Le strade nei dintorni della residenza del premier, insomma, sono frequentate da donne di vita, per lo più straniere. E visto che le lamentele dei cittadini vanno avanti, il sindaco del Pd Rosalba Colombo ha proposto le nuove regole. Votate all’unanimità dai consiglieri, senza distinzioni di colore politico. Così d’ora in poi “in tutto il territorio comunale è fatto divieto di arrestare la marcia del veicolo per contrattare o concordare prestazioni sessuali, ovvero intrattenersi, con soggetti che esercitano attività di meretricio su strada”. Chi va in giro in auto per le strade di Arcore, senza poter contare su un invito del Mora o del Fede di turno, deve stare attento: “Consentire la salita o la discesa dal proprio veicolo di uno o più soggetti sopraindicati con­ferma in modo palese l’avvenuta violazione” del regolamento. E quindi rischia di essere punito con una sanzione dai 75 ai 450 euro.

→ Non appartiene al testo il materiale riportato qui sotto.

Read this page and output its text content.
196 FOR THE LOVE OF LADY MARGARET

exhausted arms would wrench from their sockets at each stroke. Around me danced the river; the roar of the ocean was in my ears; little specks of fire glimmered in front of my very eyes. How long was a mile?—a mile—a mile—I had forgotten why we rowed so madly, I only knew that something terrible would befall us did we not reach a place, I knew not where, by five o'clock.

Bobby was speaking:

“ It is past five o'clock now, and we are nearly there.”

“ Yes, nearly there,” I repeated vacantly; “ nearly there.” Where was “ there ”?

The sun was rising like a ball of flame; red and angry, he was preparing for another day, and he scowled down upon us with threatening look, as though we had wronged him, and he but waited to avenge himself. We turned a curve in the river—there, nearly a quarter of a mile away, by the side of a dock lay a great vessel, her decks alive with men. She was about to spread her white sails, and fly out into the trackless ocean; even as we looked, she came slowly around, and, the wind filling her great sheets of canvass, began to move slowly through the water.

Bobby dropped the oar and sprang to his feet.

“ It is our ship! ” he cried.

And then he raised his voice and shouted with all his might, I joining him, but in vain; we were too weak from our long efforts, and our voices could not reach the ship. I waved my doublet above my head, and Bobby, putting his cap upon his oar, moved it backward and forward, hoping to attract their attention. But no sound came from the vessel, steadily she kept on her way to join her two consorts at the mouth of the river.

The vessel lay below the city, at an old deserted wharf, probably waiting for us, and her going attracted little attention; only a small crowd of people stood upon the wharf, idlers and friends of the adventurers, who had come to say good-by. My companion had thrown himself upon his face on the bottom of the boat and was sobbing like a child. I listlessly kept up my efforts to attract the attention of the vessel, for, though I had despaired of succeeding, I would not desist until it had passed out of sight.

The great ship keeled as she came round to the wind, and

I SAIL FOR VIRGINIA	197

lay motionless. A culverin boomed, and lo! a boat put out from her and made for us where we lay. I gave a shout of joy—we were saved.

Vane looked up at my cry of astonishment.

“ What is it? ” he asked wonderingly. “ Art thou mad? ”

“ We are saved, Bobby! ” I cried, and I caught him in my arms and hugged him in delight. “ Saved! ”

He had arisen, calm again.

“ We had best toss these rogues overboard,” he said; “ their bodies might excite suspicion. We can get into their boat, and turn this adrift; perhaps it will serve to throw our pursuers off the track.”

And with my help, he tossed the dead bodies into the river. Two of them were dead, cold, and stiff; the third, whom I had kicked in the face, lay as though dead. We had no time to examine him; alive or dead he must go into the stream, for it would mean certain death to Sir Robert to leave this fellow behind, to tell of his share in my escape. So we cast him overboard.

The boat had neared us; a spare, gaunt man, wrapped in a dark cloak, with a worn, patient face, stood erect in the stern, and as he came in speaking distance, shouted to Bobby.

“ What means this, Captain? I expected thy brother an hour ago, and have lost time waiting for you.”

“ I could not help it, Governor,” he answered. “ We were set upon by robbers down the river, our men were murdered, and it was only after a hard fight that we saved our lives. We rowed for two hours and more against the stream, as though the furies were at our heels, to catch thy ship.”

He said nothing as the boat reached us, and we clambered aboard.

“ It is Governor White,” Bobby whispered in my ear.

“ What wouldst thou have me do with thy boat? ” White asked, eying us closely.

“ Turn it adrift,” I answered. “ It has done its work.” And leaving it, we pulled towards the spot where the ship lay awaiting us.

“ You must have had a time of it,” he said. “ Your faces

FEBBRAIO 2009: BERLUSCONI, MARA CARFAGNA E L’APPROVAZIONE DEL DDL ANTI-PROSTITUZIONE

E il Cavaliere, che per avere aiutato e difeso Ruby a modo suo ora è a processo per prostituzione minorile e concussione? Cosa ne penserà di questo inasprimento contro gli utilizzatori finali meno facoltosi di lui, che magari si devono accontentare di un’auto anziché di un lettone di Putin? “Berlusconi ad Arcore per me non esiste – risponde con un certo fastidio il sindaco -. Per me è un cittadino. Punto e basta”. E ancora: “Chi se ne frega di quello che faceva là dentro. Basta accomunare Arcore al bunga bunga”.